Именно такие свойства, зависящие от техники съемки, как аура, способны активировать восприятие новых «изобразительных миров», скрытых в фотоснимках. «Магическая сила» старых снимков порождает «неудержимое влечение, принуждающее его искать в таком изображении мельчайшую искорку случая, здесь и сейчас, которым действительность словно прожгла характер изображения, найти то неприметное место, в котором в так-бытии [Sosein
] той давно прошедшей минуты будущее продолжает таиться и сейчас, и при том так красноречиво, что мы, оглядываясь назад, можем его обнаружить»[316]. Эта идея, согласно которой толчком к углубленным познавательным способностям может стать что-то неприметное и второстепенное, идет ли речь о тексте или об изображении, восходит к ранним произведениям Беньямина. Она присутствует уже в эссе 1914–1915 гг. «Жизнь студентов», где мы читаем, что история «сконцентрирована в фокусе» и что «элементы этого конечного состояния [Endzustand]… глубоко вошли в каждую эпоху как творения и мысли, со всех сторон подверженные опасностям, опороченные и осмеянные» (EW, 197; Озарения, 9), и легла в основу такой фундаментальной концепции, выдвинутой в его последующих работах, как «истинное содержание» произведения искусства. В 1931 г. эта принципиальная тенденция, присущая воззрениям Беньямина, привела его к идее об «оптически-бессознательном», то есть о том, что «природа, обращенная к камере, – это не та природа, что обращена к глазу; различие прежде всего в том, что место пространства, освоенного человеческим сознанием, занимает пространство, освоенное бессознательным». То «образное пространство», о котором впервые заходит речь в эссе о сюрреализме, здесь начинает принимать конкретные очертания.
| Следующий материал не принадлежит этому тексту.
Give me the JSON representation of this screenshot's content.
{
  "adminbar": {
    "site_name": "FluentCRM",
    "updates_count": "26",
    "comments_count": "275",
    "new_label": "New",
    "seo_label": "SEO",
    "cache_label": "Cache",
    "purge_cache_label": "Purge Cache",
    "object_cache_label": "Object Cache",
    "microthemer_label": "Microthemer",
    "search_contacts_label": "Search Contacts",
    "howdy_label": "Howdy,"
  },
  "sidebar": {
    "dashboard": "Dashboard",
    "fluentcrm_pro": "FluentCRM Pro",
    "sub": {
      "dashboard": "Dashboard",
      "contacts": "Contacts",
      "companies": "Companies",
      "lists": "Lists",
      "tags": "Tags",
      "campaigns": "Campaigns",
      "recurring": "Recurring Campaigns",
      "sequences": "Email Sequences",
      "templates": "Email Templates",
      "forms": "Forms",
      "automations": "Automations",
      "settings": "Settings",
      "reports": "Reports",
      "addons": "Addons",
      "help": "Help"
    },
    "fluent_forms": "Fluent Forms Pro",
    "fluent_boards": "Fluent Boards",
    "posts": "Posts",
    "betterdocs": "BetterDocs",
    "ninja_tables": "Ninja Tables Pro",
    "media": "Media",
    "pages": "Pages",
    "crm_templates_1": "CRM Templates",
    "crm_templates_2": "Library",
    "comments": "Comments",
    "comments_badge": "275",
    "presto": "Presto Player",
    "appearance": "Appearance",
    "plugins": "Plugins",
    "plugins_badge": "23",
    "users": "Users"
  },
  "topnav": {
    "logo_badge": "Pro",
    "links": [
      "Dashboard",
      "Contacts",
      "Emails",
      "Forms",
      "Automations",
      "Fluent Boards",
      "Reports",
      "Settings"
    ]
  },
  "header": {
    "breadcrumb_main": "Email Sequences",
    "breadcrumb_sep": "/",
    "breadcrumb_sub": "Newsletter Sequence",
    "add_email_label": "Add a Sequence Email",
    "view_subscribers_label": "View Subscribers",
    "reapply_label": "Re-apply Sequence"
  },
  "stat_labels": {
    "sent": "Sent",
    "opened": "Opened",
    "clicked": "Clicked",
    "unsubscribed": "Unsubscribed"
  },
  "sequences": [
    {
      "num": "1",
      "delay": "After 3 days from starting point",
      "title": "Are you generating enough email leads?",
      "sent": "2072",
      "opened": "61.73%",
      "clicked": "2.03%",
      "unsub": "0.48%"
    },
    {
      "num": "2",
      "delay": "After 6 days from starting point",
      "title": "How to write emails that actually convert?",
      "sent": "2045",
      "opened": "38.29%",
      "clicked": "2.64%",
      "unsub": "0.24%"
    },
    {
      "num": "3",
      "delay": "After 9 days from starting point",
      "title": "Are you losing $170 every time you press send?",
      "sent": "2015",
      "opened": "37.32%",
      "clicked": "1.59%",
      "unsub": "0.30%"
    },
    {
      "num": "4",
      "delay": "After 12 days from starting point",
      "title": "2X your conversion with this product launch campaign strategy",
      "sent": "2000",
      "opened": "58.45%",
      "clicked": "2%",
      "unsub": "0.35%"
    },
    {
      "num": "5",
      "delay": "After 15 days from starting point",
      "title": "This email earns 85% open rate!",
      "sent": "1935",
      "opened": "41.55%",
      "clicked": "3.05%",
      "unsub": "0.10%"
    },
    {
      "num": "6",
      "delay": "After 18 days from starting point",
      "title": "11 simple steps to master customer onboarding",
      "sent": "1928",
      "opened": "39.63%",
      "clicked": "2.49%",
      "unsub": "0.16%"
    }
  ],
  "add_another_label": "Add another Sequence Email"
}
Это пространство не способно существовать в образном режиме, порождаемом капиталистическим социальным механизмом; если мы хотим перестроить коллектив, то восприятие новых образных миров должно происходить в рамках новых гибких возможностей для того, чтобы видеть и делать, создаваемых такими современными техническими средствами, как фотография и кино.Отчасти именно в качестве ответа на эту «удушающую» атмосферу, сложившуюся в конце XIX в. в традиционной коммерческой фотографии с ее персонажами, тщательно расставленными среди колонн и драпировок, сумрачным тоном и искусственной аурой, Атже и разработал свой метод конструктивного разоблачения и дезинфицирования, посредством которого «снял грим» с действительности. Отвернувшись от достопримечательностей и знаменитых панорам города, он подробно запечатлевал безыскусную повседневность – «его интересовало забытое и заброшенное», так же, как будет делать сам Беньямин, редактируя собственные снимки «исторических обломков» в «Пассажах». Точно так же представитель следующего поколения Зандер в своих работах избегает приукрашивания и показывает типичное лицо времени (Antlitz der Zeit
– так назывался изданный в 1929 г. альбом снятых Зандером портретов, имеющих социологическую направленность). Подобное чистое, холодное, микрологическое изображение, предшествующее «целительному отчуждению», которого добивается сюрреалистическая фотография, обеспечивает «освобождение объекта от ауры, которая составляла несомненное достоинство наиболее ранней фотографической школы». Этот незаметный поворот в аргументации, влекущий за собой неоднозначное отношение к такому феномену, как «аура», снова встретится в эссе более программного характера – «Произведение искусства в эпоху его технической воспроизводимости». Фотография и содействует материализации отношений между людьми, и разрушает ее, уничтожая уникальность и в то же время вскрывая тайное и мимолетное, способствуя становлению того, что Бодлер называл «современной красотой»[317].